One satisfying historical note is the discovery of Arctic islands. Kropotkin read “in an excellent but little known paper on the currents in the Arctic Ocean” that ice flows suggested the existence of Franz Josef land (before its discovery). He then writes:
the archipelagoes which must exist to the northeast of Nóvaya Zemlyá – I am even more firmly persuaded of it now than I was then – remain undiscovered.
He was correct! The Severnaya Zemlya islands were sighted in 1913 and finally explored in the 1930s. They were given suitably revolutionary names: the three largest are October Revolution Island, Bolshevik Island and Komsomolets Island (from the Communist Union of Youth). Following the breakup of the Soviet Union, many revolutionary names were changed back – Leningrad returned to St Petersburg, Marx and Engels Streets disappeared – but these islands kept their names. Presumably they didn’t have pre-Soviet names to revert to.
Severnaya Zemlya islands, Bacon’s Popular Atlas of the World 1898 (bottom) compared to The Times Reference Atlas of the World 2015 (top). Note also the change in shape of the New Siberian Islands to the east.

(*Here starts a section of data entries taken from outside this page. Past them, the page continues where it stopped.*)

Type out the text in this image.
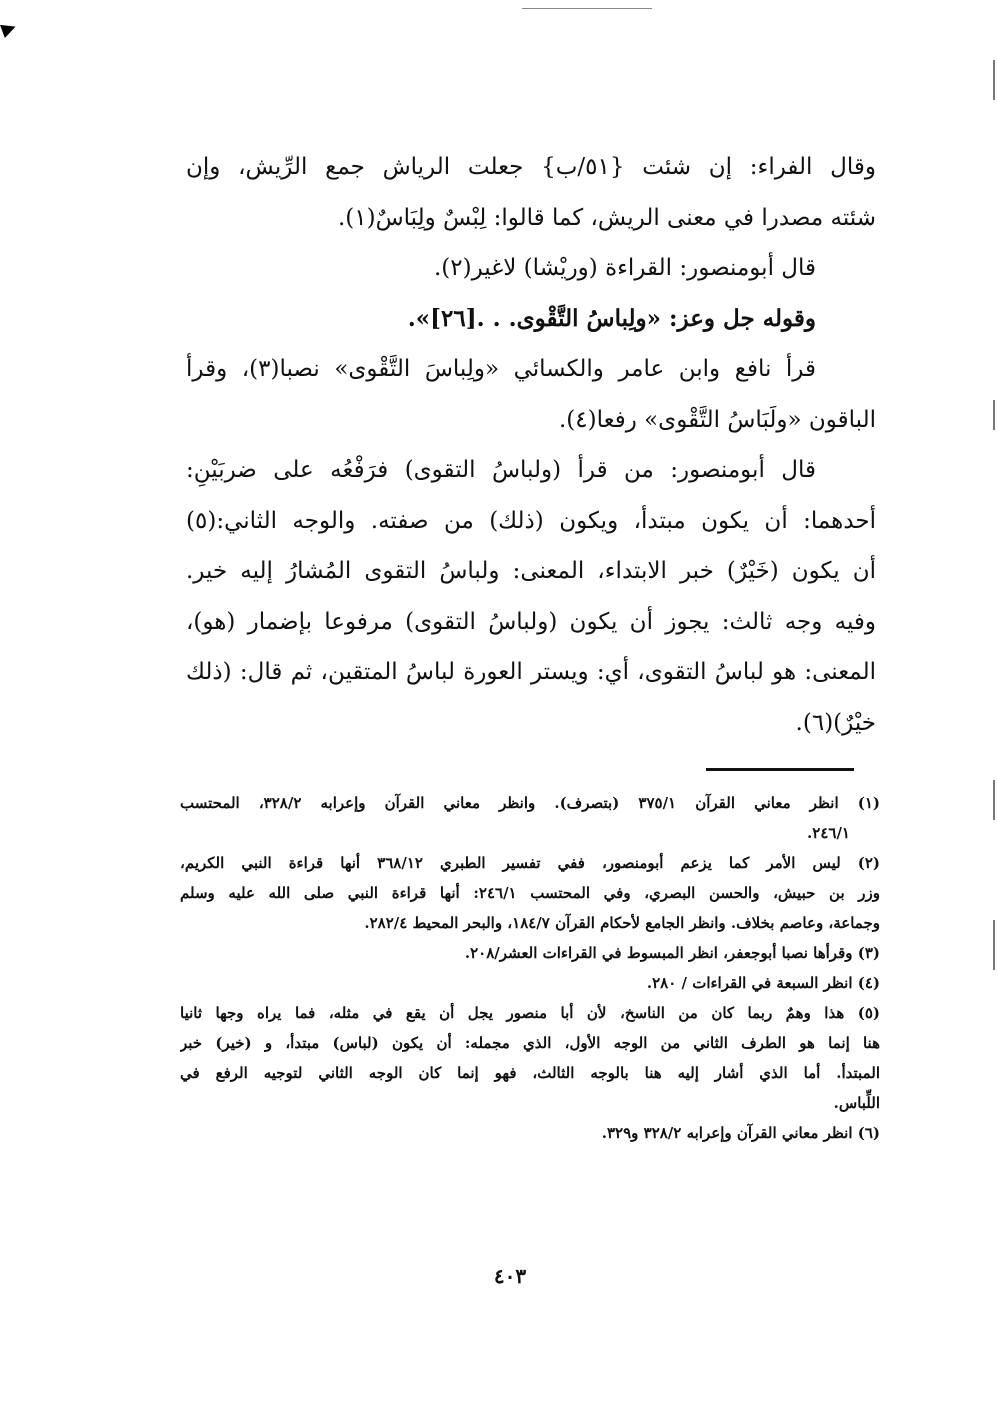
وقال الفراء: إن شئت {٥١/ب} جعلت الرياش جمع الرِّيش، وإن
شئته مصدرا في معنى الريش، كما قالوا: لِبْسٌ ولِبَاسٌ(١).
قال أبومنصور: القراءة (وريْشا) لاغير(٢).
وقوله جل وعز: «ولِباسُ التَّقْوى. . .[٢٦]».
قرأ نافع وابن عامر والكسائي «ولِباسَ التَّقْوى» نصبا(٣)، وقرأ
الباقون «ولَبَاسُ التَّقْوى» رفعا(٤).
قال أبومنصور: من قرأ (ولباسُ التقوى) فرَفْعُه على ضربَيْنِ:
أحدهما: أن يكون مبتدأ، ويكون (ذلك) من صفته. والوجه الثاني:(٥)
أن يكون (خَيْرٌ) خبر الابتداء، المعنى: ولباسُ التقوى المُشارُ إليه خير.
وفيه وجه ثالث: يجوز أن يكون (ولباسُ التقوى) مرفوعا بإضمار (هو)،
المعنى: هو لباسُ التقوى، أي: ويستر العورة لباسُ المتقين، ثم قال: (ذلك
خيْرٌ)(٦).
(١) انظر معاني القرآن ٣٧٥/١ (بتصرف). وانظر معاني القرآن وإعرابه ٣٢٨/٢، المحتسب
٢٤٦/١.
(٢) ليس الأمر كما يزعم أبومنصور، ففي تفسير الطبري ٣٦٨/١٢ أنها قراءة النبي الكريم،
وزر بن حبيش، والحسن البصري، وفي المحتسب ٢٤٦/١: أنها قراءة النبي صلى الله عليه وسلم
وجماعة، وعاصم بخلاف. وانظر الجامع لأحكام القرآن ١٨٤/٧، والبحر المحيط ٢٨٢/٤.
(٣) وقرأها نصبا أبوجعفر، انظر المبسوط في القراءات العشر/٢٠٨.
(٤) انظر السبعة في القراءات / ٢٨٠.
(٥) هذا وهمٌ ربما كان من الناسخ، لأن أبا منصور يجل أن يقع في مثله، فما يراه وجها ثانيا
هنا إنما هو الطرف الثاني من الوجه الأول، الذي مجمله: أن يكون (لباس) مبتدأ، و (خير) خبر
المبتدأ. أما الذي أشار إليه هنا بالوجه الثالث، فهو إنما كان الوجه الثاني لتوجيه الرفع في
اللِّباس.
(٦) انظر معاني القرآن وإعرابه ٣٢٨/٢ و٣٢٩.
٤٠٣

In addition to a Siberian mountain bearing his name, and a glacier in Severnaya Zemlya, today Kropotkin is remembered by a mountain peak in Antarctica. From Wikipedia: “Mount Kropotkin is a peak on the west side of Jøkulkyrkja Mountain in the Mühlig-Hofmann Mountains of Queen Maud Land, Antarctica.” In other words, a Russian name within a Norwegian name within a German name within an English name. Born in Russia, Kropotkin’s travels took him to Germany and England, but his plans to charter a Norwegian ship (to explore the Arctic) were frustrated. So perhaps this is a fitting tribute.